Angabe von Titeln legst (kleiner Angeber, was!? *g*
sorry…):

*hmpf* :-/
(In *diesem* Experten-Forum ist so etwas nix zum Angeben, sondern
gehört zum normalen Diskurs.)

Bin grad bei bwv 1041

warum nicht gleich: Violinkonzert in a-Moll? ich hab’s jedenfalls
ergooglen müssen… das war jetzt die Retourkutsche und damit ist’s gut.

Du beziehst Dich auf Orchestermusik: Da komme ich durchaus mit, wie man halbwegs attraktive Konzertprogramme zusammenstellt und die Konzertsäle vollkriegt. Aber Brahms-Orchesterstücke werden eigentlich schon ganz gerne gespielt, die vierte Sinfonie kommt immer wieder mal.

Brahms hat nicht unbedingt einen schlechten Ruf, denk an die
Ungarischen Tänze oder an die Orchesterserenaden (letztere wunderbar im Sommerfreiluft-Konzert zu spielen!)
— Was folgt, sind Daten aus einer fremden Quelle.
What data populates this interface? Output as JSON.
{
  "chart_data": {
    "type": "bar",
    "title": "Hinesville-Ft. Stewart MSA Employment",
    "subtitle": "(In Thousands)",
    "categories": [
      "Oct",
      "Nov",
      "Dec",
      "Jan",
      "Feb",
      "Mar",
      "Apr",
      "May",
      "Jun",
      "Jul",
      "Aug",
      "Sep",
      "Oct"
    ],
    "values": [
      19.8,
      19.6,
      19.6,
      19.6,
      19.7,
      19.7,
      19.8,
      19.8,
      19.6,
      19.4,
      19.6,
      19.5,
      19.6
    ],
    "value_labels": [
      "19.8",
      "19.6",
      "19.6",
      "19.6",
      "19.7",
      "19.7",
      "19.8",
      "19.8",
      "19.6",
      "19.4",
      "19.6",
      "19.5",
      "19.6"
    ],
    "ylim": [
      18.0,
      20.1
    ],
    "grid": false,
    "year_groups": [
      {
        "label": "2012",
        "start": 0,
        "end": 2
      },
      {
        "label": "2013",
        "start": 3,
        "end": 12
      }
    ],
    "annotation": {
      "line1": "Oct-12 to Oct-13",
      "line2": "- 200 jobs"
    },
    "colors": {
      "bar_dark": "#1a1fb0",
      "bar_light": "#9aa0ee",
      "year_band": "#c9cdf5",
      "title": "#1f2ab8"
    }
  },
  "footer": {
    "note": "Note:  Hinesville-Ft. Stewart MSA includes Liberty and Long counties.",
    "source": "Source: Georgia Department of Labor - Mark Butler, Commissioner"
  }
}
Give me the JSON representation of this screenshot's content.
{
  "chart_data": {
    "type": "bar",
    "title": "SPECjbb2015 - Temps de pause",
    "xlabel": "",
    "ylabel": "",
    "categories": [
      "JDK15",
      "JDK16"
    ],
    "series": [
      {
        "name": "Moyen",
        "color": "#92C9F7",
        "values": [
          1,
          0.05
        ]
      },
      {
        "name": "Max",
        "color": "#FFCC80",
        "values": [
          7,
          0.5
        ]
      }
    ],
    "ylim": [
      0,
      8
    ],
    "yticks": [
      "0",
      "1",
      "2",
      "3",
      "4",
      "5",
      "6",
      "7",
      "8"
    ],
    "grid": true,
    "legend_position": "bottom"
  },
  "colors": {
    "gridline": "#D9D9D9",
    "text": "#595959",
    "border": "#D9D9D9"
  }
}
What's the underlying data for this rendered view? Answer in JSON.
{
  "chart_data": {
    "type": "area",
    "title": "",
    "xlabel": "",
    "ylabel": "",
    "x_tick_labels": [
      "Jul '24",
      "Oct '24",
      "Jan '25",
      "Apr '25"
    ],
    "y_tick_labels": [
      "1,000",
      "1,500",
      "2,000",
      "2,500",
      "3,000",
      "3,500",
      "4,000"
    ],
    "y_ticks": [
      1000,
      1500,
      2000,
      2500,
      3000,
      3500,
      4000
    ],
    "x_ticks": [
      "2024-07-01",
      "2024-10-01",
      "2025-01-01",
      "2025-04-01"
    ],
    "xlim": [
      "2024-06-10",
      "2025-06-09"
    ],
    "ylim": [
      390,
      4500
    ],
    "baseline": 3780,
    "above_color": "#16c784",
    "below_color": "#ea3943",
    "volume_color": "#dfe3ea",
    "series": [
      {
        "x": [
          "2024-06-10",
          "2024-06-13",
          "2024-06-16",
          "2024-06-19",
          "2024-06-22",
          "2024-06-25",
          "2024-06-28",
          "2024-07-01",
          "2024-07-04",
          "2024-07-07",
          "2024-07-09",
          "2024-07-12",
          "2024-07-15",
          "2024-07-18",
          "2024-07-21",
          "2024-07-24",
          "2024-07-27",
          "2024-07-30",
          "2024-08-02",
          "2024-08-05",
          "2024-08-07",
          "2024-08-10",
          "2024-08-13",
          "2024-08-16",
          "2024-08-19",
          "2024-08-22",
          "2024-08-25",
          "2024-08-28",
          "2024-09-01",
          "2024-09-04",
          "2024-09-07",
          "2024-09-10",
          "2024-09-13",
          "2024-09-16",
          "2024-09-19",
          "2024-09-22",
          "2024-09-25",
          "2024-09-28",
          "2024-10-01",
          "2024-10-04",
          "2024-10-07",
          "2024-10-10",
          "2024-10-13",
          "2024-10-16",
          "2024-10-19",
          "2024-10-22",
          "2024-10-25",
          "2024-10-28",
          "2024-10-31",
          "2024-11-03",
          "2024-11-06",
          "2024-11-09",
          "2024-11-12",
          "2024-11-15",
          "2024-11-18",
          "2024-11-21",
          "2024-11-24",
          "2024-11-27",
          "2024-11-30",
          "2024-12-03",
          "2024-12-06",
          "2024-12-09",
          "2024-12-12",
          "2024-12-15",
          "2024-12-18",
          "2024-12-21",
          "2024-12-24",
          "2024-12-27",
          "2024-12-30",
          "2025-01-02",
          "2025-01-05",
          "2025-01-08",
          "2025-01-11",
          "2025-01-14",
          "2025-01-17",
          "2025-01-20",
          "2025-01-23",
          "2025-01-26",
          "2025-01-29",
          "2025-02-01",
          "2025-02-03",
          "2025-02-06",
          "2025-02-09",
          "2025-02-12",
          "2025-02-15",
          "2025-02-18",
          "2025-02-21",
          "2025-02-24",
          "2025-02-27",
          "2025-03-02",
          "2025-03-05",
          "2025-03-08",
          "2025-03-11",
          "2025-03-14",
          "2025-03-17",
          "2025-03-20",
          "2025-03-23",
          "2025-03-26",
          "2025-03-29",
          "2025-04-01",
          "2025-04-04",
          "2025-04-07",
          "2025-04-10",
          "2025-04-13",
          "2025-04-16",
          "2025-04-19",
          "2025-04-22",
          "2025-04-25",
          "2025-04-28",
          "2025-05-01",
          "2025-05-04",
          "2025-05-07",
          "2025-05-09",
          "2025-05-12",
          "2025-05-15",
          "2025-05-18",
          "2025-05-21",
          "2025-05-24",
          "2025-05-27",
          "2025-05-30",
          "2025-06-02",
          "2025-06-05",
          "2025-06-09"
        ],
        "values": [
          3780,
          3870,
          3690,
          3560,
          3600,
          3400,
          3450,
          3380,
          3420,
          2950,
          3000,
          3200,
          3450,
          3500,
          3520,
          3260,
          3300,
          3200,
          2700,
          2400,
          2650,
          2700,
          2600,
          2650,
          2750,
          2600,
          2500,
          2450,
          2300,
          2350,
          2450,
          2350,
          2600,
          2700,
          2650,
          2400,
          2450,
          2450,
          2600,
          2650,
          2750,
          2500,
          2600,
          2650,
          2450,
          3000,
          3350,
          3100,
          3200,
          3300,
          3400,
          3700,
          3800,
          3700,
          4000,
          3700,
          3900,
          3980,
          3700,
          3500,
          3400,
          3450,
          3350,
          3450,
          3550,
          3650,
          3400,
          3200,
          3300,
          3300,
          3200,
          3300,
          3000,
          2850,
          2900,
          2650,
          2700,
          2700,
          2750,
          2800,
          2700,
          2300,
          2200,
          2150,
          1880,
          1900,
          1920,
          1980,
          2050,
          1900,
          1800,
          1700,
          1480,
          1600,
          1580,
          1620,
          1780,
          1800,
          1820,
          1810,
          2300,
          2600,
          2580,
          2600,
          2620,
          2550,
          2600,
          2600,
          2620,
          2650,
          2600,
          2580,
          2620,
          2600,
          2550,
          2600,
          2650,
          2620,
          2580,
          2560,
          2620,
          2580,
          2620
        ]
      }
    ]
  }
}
Mir ging es aber wirklich um Kammermusikkonzerte - da gehen eh nur speziell Interessierte hin. Laufkundschaft wird es kaum geben.
Das besagte Mendelssohntrio ist ein Hit, aber nur für Kammermusikfans - aktive wie passive.

Und meiner Ansicht sieht es hier eher mau mit Brahms aus.